The diagnosis of LE is based on the history and physical exam and may be supported by x-ray findings. Diagnosis may be prefaced by a routine patient history regarding onset of symptoms, aggravating or alleviating factors, hand dominance, occupation, and recreational activities. A more pressing history of recent repetitive motion activities, such as raking leaves, painting, or keyboard use, may illuminate the cause of symptoms.

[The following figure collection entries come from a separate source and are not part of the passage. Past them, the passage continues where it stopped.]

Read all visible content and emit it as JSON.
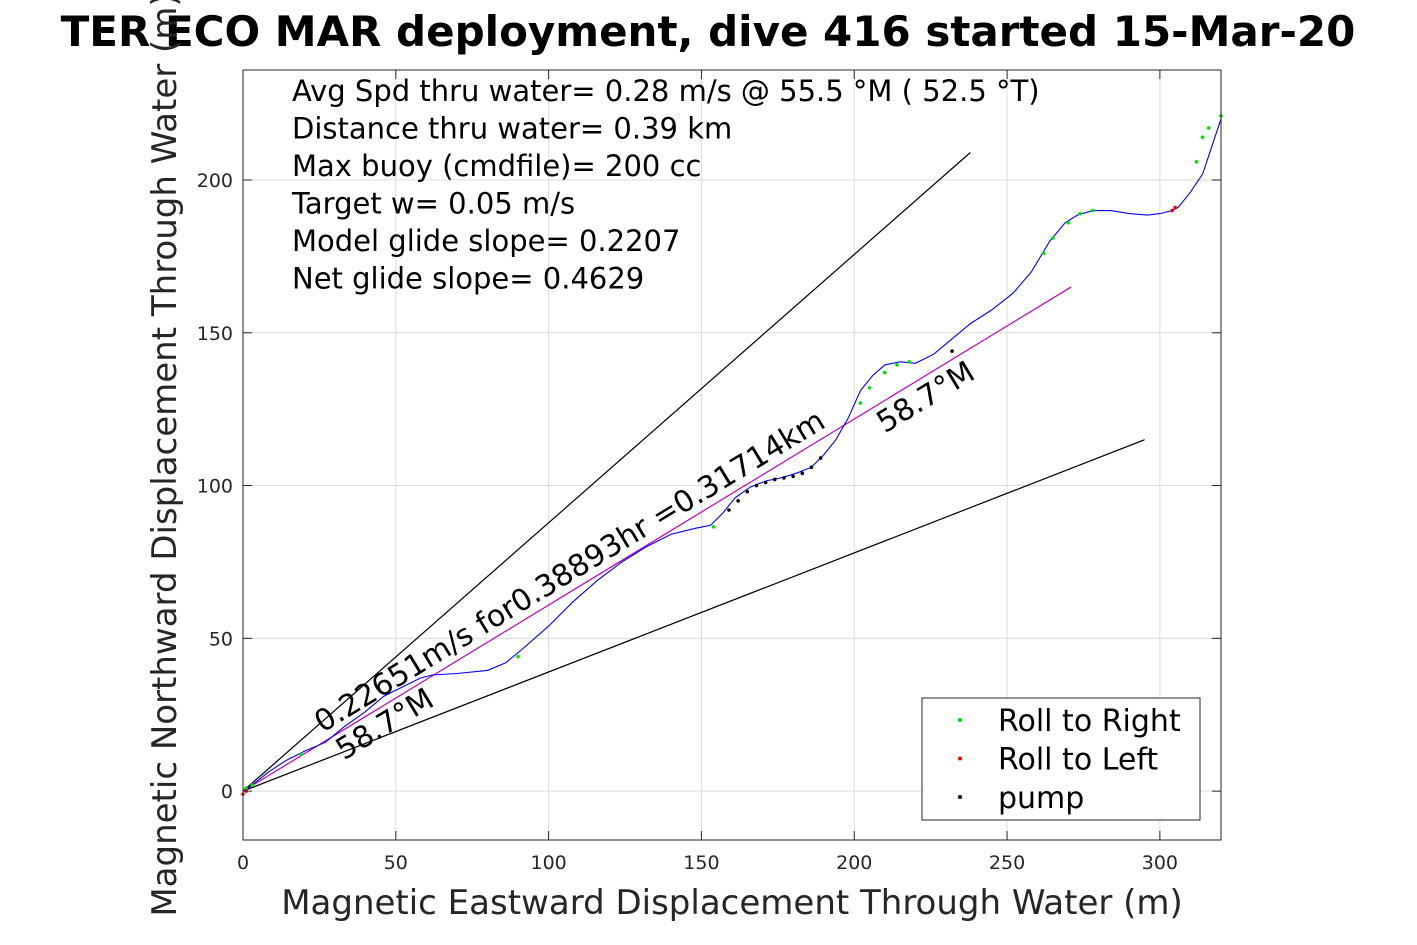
{
  "chart_data": {
    "type": "scatter",
    "title": "TER ECO MAR deployment, dive 416 started 15-Mar-20",
    "xlabel": "Magnetic Eastward Displacement Through Water (m)",
    "ylabel": "Magnetic Northward Displacement Through Water (m)",
    "xlim": [
      0,
      320
    ],
    "ylim": [
      -16,
      236
    ],
    "xticks": [
      0,
      50,
      100,
      150,
      200,
      250,
      300
    ],
    "yticks": [
      0,
      50,
      100,
      150,
      200
    ],
    "grid": true,
    "legend_position": "bottom-right",
    "stats": [
      "Avg Spd thru water=  0.28 m/s @  55.5 °M ( 52.5 °T)",
      "Distance thru water=  0.39 km",
      "Max buoy (cmdfile)= 200 cc",
      "Target w= 0.05 m/s",
      "Model glide slope= 0.2207",
      "Net glide slope= 0.4629"
    ],
    "annotations": [
      {
        "text": "0.22651m/s for0.38893hr =0.31714km",
        "x": 26,
        "y": 19,
        "angle": 31.3
      },
      {
        "text": "58.7°M",
        "x": 210,
        "y": 117,
        "angle": 31.3
      },
      {
        "text": "58.7°M",
        "x": 33,
        "y": 10,
        "angle": 31.3
      }
    ],
    "reference_lines": [
      {
        "name": "upper",
        "x": [
          0,
          238
        ],
        "y": [
          0,
          209
        ],
        "color": "#000000"
      },
      {
        "name": "lower",
        "x": [
          0,
          295
        ],
        "y": [
          0,
          115
        ],
        "color": "#000000"
      },
      {
        "name": "net-displacement",
        "x": [
          0,
          271
        ],
        "y": [
          0,
          165
        ],
        "color": "#c000c0"
      }
    ],
    "track": {
      "color": "#0000ff",
      "x": [
        0,
        3,
        8,
        14,
        20,
        27,
        33,
        40,
        46,
        52,
        58,
        62,
        70,
        80,
        86,
        92,
        100,
        108,
        116,
        124,
        132,
        140,
        148,
        153,
        157,
        161,
        166,
        171,
        176,
        181,
        186,
        190,
        194,
        198,
        202,
        206,
        210,
        215,
        220,
        226,
        232,
        238,
        245,
        252,
        258,
        264,
        269,
        273,
        278,
        284,
        290,
        296,
        300,
        304,
        306,
        310,
        314,
        316,
        318,
        320
      ],
      "y": [
        0,
        2,
        6,
        10,
        13,
        16,
        21,
        26,
        31,
        34,
        37,
        38,
        38.5,
        39.5,
        42,
        47,
        54,
        62,
        69,
        75,
        80,
        84,
        86,
        87,
        91,
        96,
        99.5,
        101.5,
        102.5,
        104,
        106,
        110,
        115,
        122,
        131,
        136,
        139.5,
        140.5,
        140,
        143,
        148,
        153,
        157.5,
        163,
        170,
        180,
        186,
        188.5,
        190,
        190,
        189,
        188.5,
        189,
        190,
        191,
        196,
        202,
        208,
        214,
        220
      ]
    },
    "series": [
      {
        "name": "Roll to Right",
        "color": "#00e000",
        "x": [
          1,
          3,
          19,
          90,
          154,
          202,
          205,
          210,
          214,
          218,
          262,
          265,
          270,
          274,
          278,
          312,
          314,
          316,
          320
        ],
        "y": [
          1,
          2,
          12,
          44,
          86.5,
          127,
          132,
          137,
          139.5,
          140.5,
          176,
          181,
          186,
          189,
          190,
          206,
          214,
          217,
          221
        ]
      },
      {
        "name": "Roll to Left",
        "color": "#ff0000",
        "x": [
          0,
          1,
          304,
          305
        ],
        "y": [
          -1,
          0,
          190,
          191
        ]
      },
      {
        "name": "pump",
        "color": "#000000",
        "x": [
          159,
          162,
          165,
          168,
          171,
          174,
          177,
          180,
          183,
          186,
          189,
          232
        ],
        "y": [
          92,
          95,
          98,
          100,
          101,
          102,
          102.5,
          103,
          104,
          106,
          109,
          144
        ]
      }
    ]
  }
}
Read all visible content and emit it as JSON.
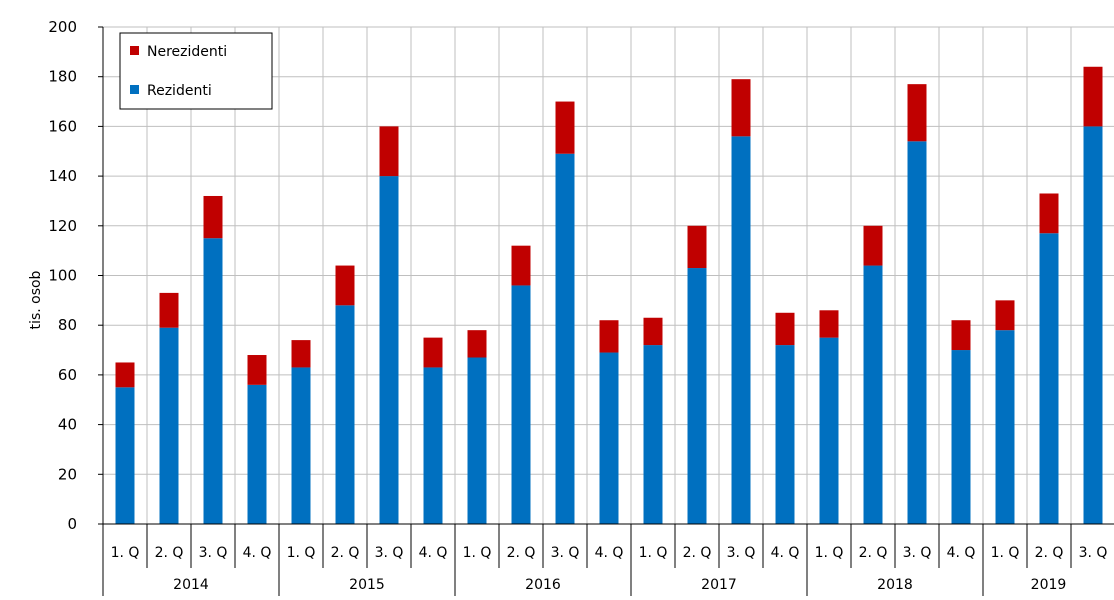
{
  "chart_data": {
    "type": "bar",
    "stacked": true,
    "ylabel": "tis. osob",
    "ylim": [
      0,
      200
    ],
    "ytick_step": 20,
    "grid": true,
    "legend_position": "top-left",
    "quarter_labels": [
      "1. Q",
      "2. Q",
      "3. Q",
      "4. Q"
    ],
    "years": [
      "2014",
      "2015",
      "2016",
      "2017",
      "2018",
      "2019"
    ],
    "categories": [
      "2014 1. Q",
      "2014 2. Q",
      "2014 3. Q",
      "2014 4. Q",
      "2015 1. Q",
      "2015 2. Q",
      "2015 3. Q",
      "2015 4. Q",
      "2016 1. Q",
      "2016 2. Q",
      "2016 3. Q",
      "2016 4. Q",
      "2017 1. Q",
      "2017 2. Q",
      "2017 3. Q",
      "2017 4. Q",
      "2018 1. Q",
      "2018 2. Q",
      "2018 3. Q",
      "2018 4. Q",
      "2019 1. Q",
      "2019 2. Q",
      "2019 3. Q"
    ],
    "series": [
      {
        "name": "Rezidenti",
        "color": "#0070c0",
        "values": [
          55,
          79,
          115,
          56,
          63,
          88,
          140,
          63,
          67,
          96,
          149,
          69,
          72,
          103,
          156,
          72,
          75,
          104,
          154,
          70,
          78,
          117,
          160
        ]
      },
      {
        "name": "Nerezidenti",
        "color": "#c00000",
        "values": [
          10,
          14,
          17,
          12,
          11,
          16,
          20,
          12,
          11,
          16,
          21,
          13,
          11,
          17,
          23,
          13,
          11,
          16,
          23,
          12,
          12,
          16,
          24
        ]
      }
    ],
    "legend_order": [
      "Nerezidenti",
      "Rezidenti"
    ]
  }
}
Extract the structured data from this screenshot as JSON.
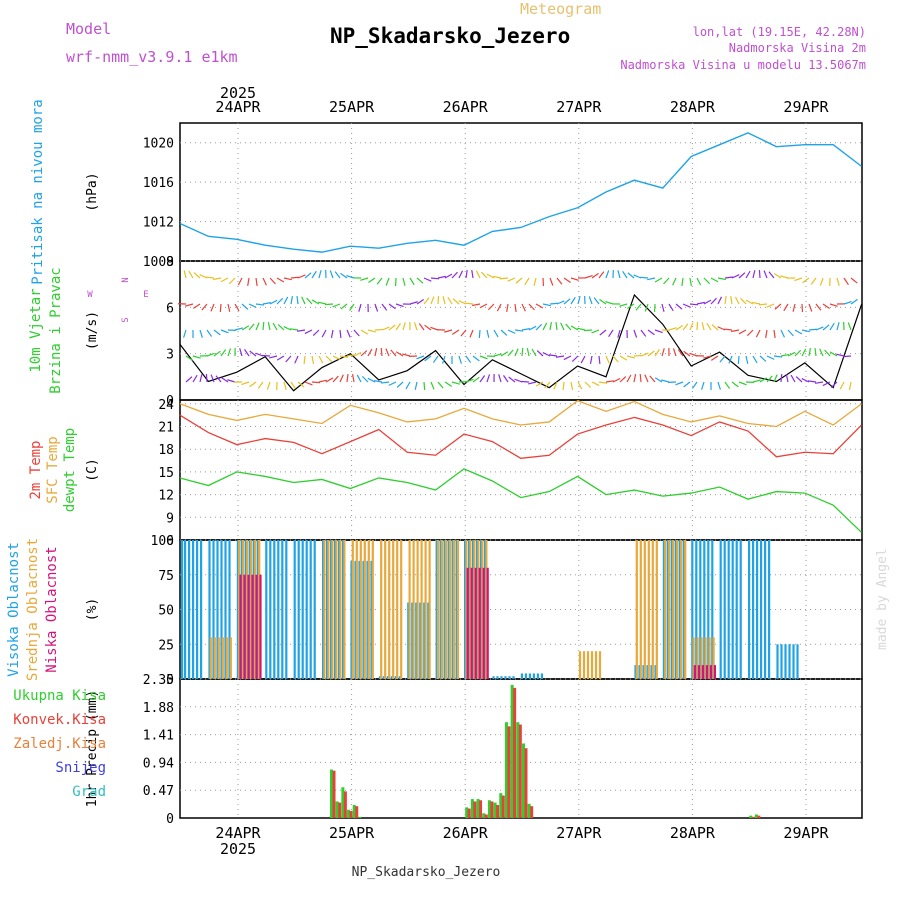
{
  "header": {
    "model_label": "Model",
    "model_name": "wrf-nmm_v3.9.1 e1km",
    "meteogram_label": "Meteogram",
    "station_title": "NP_Skadarsko_Jezero",
    "lonlat": "lon,lat (19.15E, 42.28N)",
    "altitude": "Nadmorska Visina 2m",
    "model_altitude": "Nadmorska Visina u modelu 13.5067m",
    "footer_station": "NP_Skadarsko_Jezero",
    "credit": "made by Angel"
  },
  "colors": {
    "pressure": "#1fa3e8",
    "temp2m": "#e8413a",
    "sfc_temp": "#e8a83a",
    "dewpoint": "#2ecf2e",
    "cloud_high": "#1fa3e8",
    "cloud_mid": "#e8a83a",
    "cloud_low": "#d4147a",
    "precip_total": "#2ecf2e",
    "precip_conv": "#e8413a",
    "magenta_text": "#c050d0"
  },
  "time_axis": {
    "year_label": "2025",
    "dates": [
      "24APR",
      "25APR",
      "26APR",
      "27APR",
      "28APR",
      "29APR"
    ]
  },
  "chart_data": [
    {
      "type": "line",
      "panel": "pressure",
      "title": "Pritisak na nivou mora",
      "ylabel": "(hPa)",
      "ylim": [
        1008,
        1022
      ],
      "yticks": [
        "1008",
        "1012",
        "1016",
        "1020"
      ],
      "x_days": [
        0,
        0.25,
        0.5,
        0.75,
        1,
        1.25,
        1.5,
        1.75,
        2,
        2.25,
        2.5,
        2.75,
        3,
        3.25,
        3.5,
        3.75,
        4,
        4.25,
        4.5,
        4.75,
        5,
        5.25,
        5.5,
        5.75,
        6
      ],
      "series": [
        {
          "name": "Pritisak na nivou mora",
          "values": [
            1011.8,
            1010.5,
            1010.2,
            1009.6,
            1009.2,
            1008.9,
            1009.5,
            1009.3,
            1009.8,
            1010.1,
            1009.6,
            1011.0,
            1011.4,
            1012.5,
            1013.4,
            1015.0,
            1016.2,
            1015.4,
            1018.6,
            1019.8,
            1021.0,
            1019.6,
            1019.8,
            1019.8,
            1017.6
          ]
        }
      ]
    },
    {
      "type": "line",
      "panel": "wind",
      "title": "10m Vjetar Brzina i Pravac",
      "ylabel": "(m/s)",
      "ylim": [
        0,
        9
      ],
      "yticks": [
        "0",
        "3",
        "6",
        "9"
      ],
      "compass": [
        "N",
        "E",
        "W",
        "S"
      ],
      "x_days": [
        0,
        0.25,
        0.5,
        0.75,
        1,
        1.25,
        1.5,
        1.75,
        2,
        2.25,
        2.5,
        2.75,
        3,
        3.25,
        3.5,
        3.75,
        4,
        4.25,
        4.5,
        4.75,
        5,
        5.25,
        5.5,
        5.75,
        6
      ],
      "series": [
        {
          "name": "wind speed",
          "values": [
            3.6,
            1.2,
            1.8,
            2.8,
            0.6,
            2.1,
            3.0,
            1.3,
            1.9,
            3.2,
            1.0,
            2.6,
            1.7,
            0.8,
            2.2,
            1.5,
            6.8,
            4.9,
            2.2,
            3.1,
            1.6,
            1.2,
            2.4,
            0.8,
            6.2
          ]
        }
      ]
    },
    {
      "type": "line",
      "panel": "temperature",
      "series_titles": [
        "2m Temp",
        "SFC Temp",
        "dewpt Temp"
      ],
      "ylabel": "(C)",
      "ylim": [
        6,
        24.5
      ],
      "yticks": [
        "6",
        "9",
        "12",
        "15",
        "18",
        "21",
        "24"
      ],
      "x_days": [
        0,
        0.25,
        0.5,
        0.75,
        1,
        1.25,
        1.5,
        1.75,
        2,
        2.25,
        2.5,
        2.75,
        3,
        3.25,
        3.5,
        3.75,
        4,
        4.25,
        4.5,
        4.75,
        5,
        5.25,
        5.5,
        5.75,
        6
      ],
      "series": [
        {
          "name": "2m Temp",
          "values": [
            22.5,
            20.2,
            18.6,
            19.4,
            18.9,
            17.4,
            19.0,
            20.6,
            17.6,
            17.2,
            20.0,
            19.0,
            16.8,
            17.2,
            20.0,
            21.2,
            22.2,
            21.2,
            19.8,
            21.6,
            20.4,
            17.0,
            17.6,
            17.4,
            21.2
          ]
        },
        {
          "name": "SFC Temp",
          "values": [
            24.0,
            22.6,
            21.8,
            22.6,
            22.0,
            21.4,
            23.8,
            22.8,
            21.6,
            22.0,
            23.4,
            22.0,
            21.2,
            21.6,
            24.4,
            23.0,
            24.3,
            22.6,
            21.6,
            22.4,
            21.4,
            21.0,
            23.0,
            21.2,
            24.0
          ]
        },
        {
          "name": "dewpt Temp",
          "values": [
            14.2,
            13.2,
            15.0,
            14.4,
            13.6,
            14.0,
            12.8,
            14.2,
            13.6,
            12.6,
            15.4,
            13.8,
            11.6,
            12.4,
            14.4,
            12.0,
            12.6,
            11.8,
            12.2,
            13.0,
            11.4,
            12.4,
            12.2,
            10.6,
            7.0
          ]
        }
      ]
    },
    {
      "type": "bar",
      "panel": "cloud",
      "series_titles": [
        "Visoka Oblacnost",
        "Srednja Oblacnost",
        "Niska Oblacnost"
      ],
      "ylabel": "(%)",
      "ylim": [
        0,
        100
      ],
      "yticks": [
        "0",
        "25",
        "50",
        "75",
        "100"
      ],
      "x_days": [
        0,
        0.25,
        0.5,
        0.75,
        1,
        1.25,
        1.5,
        1.75,
        2,
        2.25,
        2.5,
        2.75,
        3,
        3.25,
        3.5,
        3.75,
        4,
        4.25,
        4.5,
        4.75,
        5,
        5.25,
        5.5,
        5.75,
        6
      ],
      "series": [
        {
          "name": "Visoka Oblacnost",
          "values": [
            100,
            100,
            100,
            100,
            100,
            100,
            85,
            2,
            55,
            100,
            100,
            2,
            4,
            0,
            0,
            0,
            10,
            100,
            100,
            100,
            100,
            25,
            0,
            0,
            0
          ]
        },
        {
          "name": "Srednja Oblacnost",
          "values": [
            0,
            30,
            100,
            0,
            0,
            100,
            100,
            100,
            100,
            100,
            100,
            0,
            0,
            0,
            20,
            0,
            100,
            100,
            30,
            0,
            0,
            0,
            0,
            0,
            0
          ]
        },
        {
          "name": "Niska Oblacnost",
          "values": [
            0,
            0,
            75,
            0,
            0,
            0,
            0,
            0,
            0,
            0,
            80,
            0,
            0,
            0,
            0,
            0,
            0,
            0,
            10,
            0,
            0,
            0,
            0,
            0,
            0
          ]
        }
      ]
    },
    {
      "type": "bar",
      "panel": "precipitation",
      "legend": [
        "Ukupna Kisa",
        "Konvek.Kisa",
        "Zaledj.Kisa",
        "Snijeg",
        "Grad"
      ],
      "ylabel": "1hr Precip (mm)",
      "ylim": [
        0,
        2.35
      ],
      "yticks": [
        "0",
        "0.47",
        "0.94",
        "1.41",
        "1.88",
        "2.35"
      ],
      "x_days": [
        0.81,
        0.86,
        0.91,
        0.96,
        1.01,
        1.06,
        2.0,
        2.05,
        2.1,
        2.15,
        2.2,
        2.25,
        2.3,
        2.35,
        2.4,
        2.45,
        2.5,
        2.55,
        4.5,
        4.55
      ],
      "series": [
        {
          "name": "Ukupna Kisa",
          "values": [
            0.82,
            0.28,
            0.52,
            0.14,
            0.22,
            0.02,
            0.18,
            0.32,
            0.32,
            0.08,
            0.3,
            0.26,
            0.42,
            1.62,
            2.25,
            1.62,
            1.26,
            0.24,
            0.04,
            0.06
          ]
        },
        {
          "name": "Konvek.Kisa",
          "values": [
            0.8,
            0.26,
            0.45,
            0.12,
            0.2,
            0,
            0.16,
            0.28,
            0.3,
            0.06,
            0.28,
            0.22,
            0.38,
            1.55,
            2.2,
            1.58,
            1.18,
            0.2,
            0.02,
            0.04
          ]
        }
      ]
    }
  ]
}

The clinician should inquire about the effectiveness of any home self-treatments, such as NSAIDs or other pain medication, orthotics (ie, a brace or strap), or other supportive measures. An atypical presentation (eg, elbow pain just distal to or below the lateral epicondyle) might suggest a more complex diagnosis, such as radial tunnel syndrome. Such a case may warrant a more comprehensive exam; referral to an orthopedic specialist would be suggested. A differential diagnosis for LE is shown in the table2,3 below.

Physical Examination
A detailed history will usually direct the physical exam, enhancing its basic principles, and provide a preliminary diagnosis. The examining clinician should begin by observing for any noticeable deformity. Subtle or obvious swelling can be present over the lateral epicondyle, with localized erythema. Elbow joint effusion may indicate intra-articular disease.4

In the assessment for elbow range of motion, 0° (full extension) to 140° of flexion, and 50° of pronation (palm down) and supination (palm up) is required. Instability is checked with the patient’s arm fully extended. The examiner grasps the elbow with both hands and gently applies medial, then lateral pressure, observing for any ligament laxity.

Palpation of the bones should begin over the medial epicondyle and progress to the olecranon, then to the lateral epicondyle. Direct palpation over the lateral epicondyle increases the pressure over the origin of the extensor musculotendinous structures—specifically, the extensor carpi radialis brevis and extensor digitorum tendons. This pressure generally reproduces the pain associated with LE.

The most revealing diagnostic test in the physical exam is resisted extension of a dorsiflexed clenched fist on the affected side (see the figure, below). Other physical tests for assessing this pain are with resisted extension of the long finger and resisted supination of the affected extremity. These maneuvers will elicit distinct pain at the lateral epicondyle and guarding. Neurovascular status should be assessed distally.

A brief exam of the shoulder and wrist on the affected side is suggested for completeness and to rule out other etiologies, particularly in the event of a fall or other traumatic injury.

Radiographic Imaging
Plain film x-rays are obtained to rule out fracture, tumor, or degenerative changes. There is no clear evidence in the literature that plain film x-rays are helpful with the initial diagnosis, and repeat x-rays at subsequent visits are not required when no further trauma has occurred. In cases of extreme LE refractory to conservative treatment, further evaluation with MRI is required.5

Treatment
Treatment for LE is generally conservative. The use of NSAIDs, rest, ice, and a tennis elbow strap (ie, a nonarticular proximal forearm strap or brace) are considered first-line treatment options.1 The purpose of a tennis elbow strap is to relieve pressure over the lateral epicondyle by increasing pressure over the forearm muscles. Correct application of the strap is essential to alleviate pain.